- Born: Ashley Pollard 1986 (age 39–40) Tasmania
- Occupations: Cook, author, radio and television presenter
- Years active: 2015–present
- Agent: Bravo Management
- Television: My Kitchen Rules Dancing with the Stars I'm a Celebrity...Get Me Out of Here!
- Partner: Peter Ferne
- Children: 2
- Website: Ash Pollard

= Ash Pollard =

Australian cook and television personality

Ashley Pollard (born 1986) is an Australian cook, author, television and radio personality who came to public attention when she appeared on reality cooking show My Kitchen Rules in 2015.

== Early life and education ==

Pollard describes her childhood as "privileged". She grew up on the Gold Coast, where she attended All Saints Anglican School, graduating in 2003. She also attended Paradise Performers, a dance school based on the Gold Coast, all throughout her childhood until she was in grade 11.

She then studied and graduated from the Actors Centre Australia in 2008. She subsequently worked in event management.

== Career ==
Pollard first appeared on the 2015 season of My Kitchen Rules where she and her cooking partner, Camilla Counsel, finished fourth. They were introduced as "Melbourne socialites".

In 2015, Pollard appeared on Dancing with the Stars where she and her dance partner finished third.

She has also worked with Channel 7's website, Yahoo7 Be, presenting videos of various recipes. In late July 2017, she began writing 12 weekly blogs for Yahoo7 Be, sharing advice on how to deal with life's trickiest situations, everything from job interviews, to dealing with an ex.

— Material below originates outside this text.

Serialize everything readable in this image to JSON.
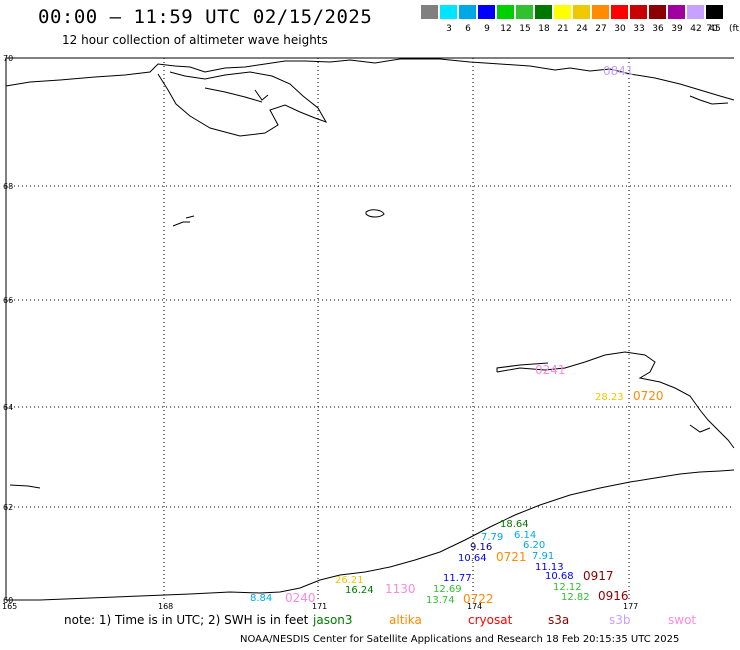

Pollard appeared in the 2017 season of I'm a Celebrity...Get Me Out of Here!. Her nominated charity was Beyond Blue. She stated she chose this charity because her mother's brother committed suicide. She was evicted on 7 March 2017, after lasting 40 days in camp and finishing in seventh place.

Pollard was a regular guest host on 2GB radio show, Nights with Steve Price, which she began in April 2017. Her segment with Price was called "Thursday Food with Ash Pollard", and she and Price spend each Thursday discussing cooking tips and all things food related. She finished this role in December that year.

Pollard released her first e-book on 9 July 2017, a cookbook entitled Eat Me, which she describes as a compilation of her go-to recipes at home.

In December 2017, it was announced that Pollard would be relocating to the Central Coast, NSW to join Sea FM for breakfast radio alongside Daniel Gawned. She began this role on 22 January 2018. Their show runs 5am-9am on weekdays.

In 2023, Pollard competed in the second series of The Traitors and was chosen as a Traitor. However, she was banished by her fellow competitors and was eliminated in the third episode.

== Personal life ==
Pollard has misophonia (selective sound sensitivity syndrome). She fosters animals, especially dogs, through the RSPCA.